When meeting with communities and speaking to the press, Kaniewski often took a blunt, honest stance on how FEMA will not take the lead in rebuilding disaster-ravaged towns.
"FEMA is not a first responder," Kaniewski has said repeatedly, reiterating that the agency’s purpose is to support a state’s response when the president approves their disaster declaration. “FEMA is not meant to make you whole.”
After 2017, Kaniewski spearheaded FEMA’s push to focus more on resilience and preparedness. The agency worked with Congress to pass several key acts and initiatives geared toward providing states with more funding to update and strengthen its infrastructure before a disaster strikes and reimburse them for the administrative cost of responding to a severe weather event.

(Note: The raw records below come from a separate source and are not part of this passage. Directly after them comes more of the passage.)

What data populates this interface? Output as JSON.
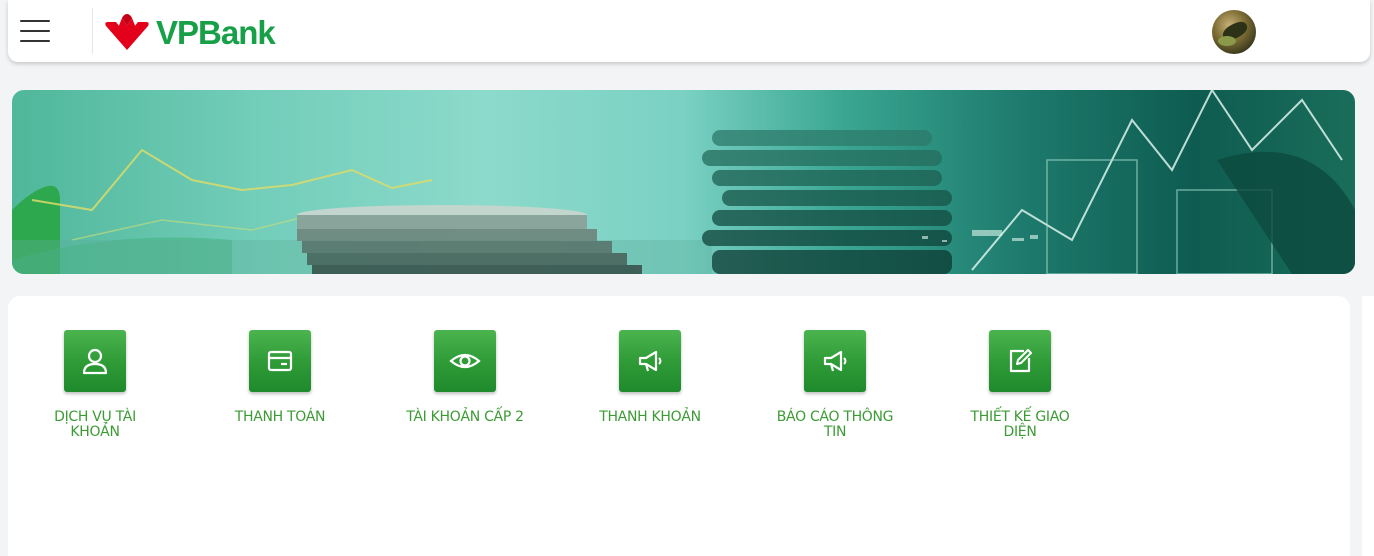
{
  "header": {
    "menu_icon": "hamburger-menu-icon",
    "logo_text": "VPBank",
    "logo_mark": "vpbank-logo-mark",
    "avatar_icon": "user-avatar",
    "brand_green": "#17a048",
    "brand_red": "#e3001b"
  },
  "banner": {
    "image": "finance-coins-chart-banner"
  },
  "menu": {
    "items": [
      {
        "label": "DỊCH VỤ TÀI KHOẢN",
        "icon": "user-icon"
      },
      {
        "label": "THANH TOÁN",
        "icon": "card-icon"
      },
      {
        "label": "TÀI KHOẢN CẤP 2",
        "icon": "eye-icon"
      },
      {
        "label": "THANH KHOẢN",
        "icon": "megaphone-icon"
      },
      {
        "label": "BÁO CÁO THÔNG TIN",
        "icon": "megaphone-icon"
      },
      {
        "label": "THIẾT KẾ GIAO DIỆN",
        "icon": "edit-icon"
      }
    ],
    "accent": "#3d9b35"
  }
}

“The reason I came into government was to make resilience and building a culture of preparedness my top priority,” Kaniewski told BuzzFeed News on Wednesday, calling the Disaster Recovery Reform Act a “game changer for us as an agency.”
Although he would not explicitly say why he was leaving, Kaniewski said he’s “certainly not closing the door” on working on disasters for a federal agency.
“I am passionate about resilience and I love my job,” he said. “I will be staying in DC and will continue to hopefully advance these issues from the outside.”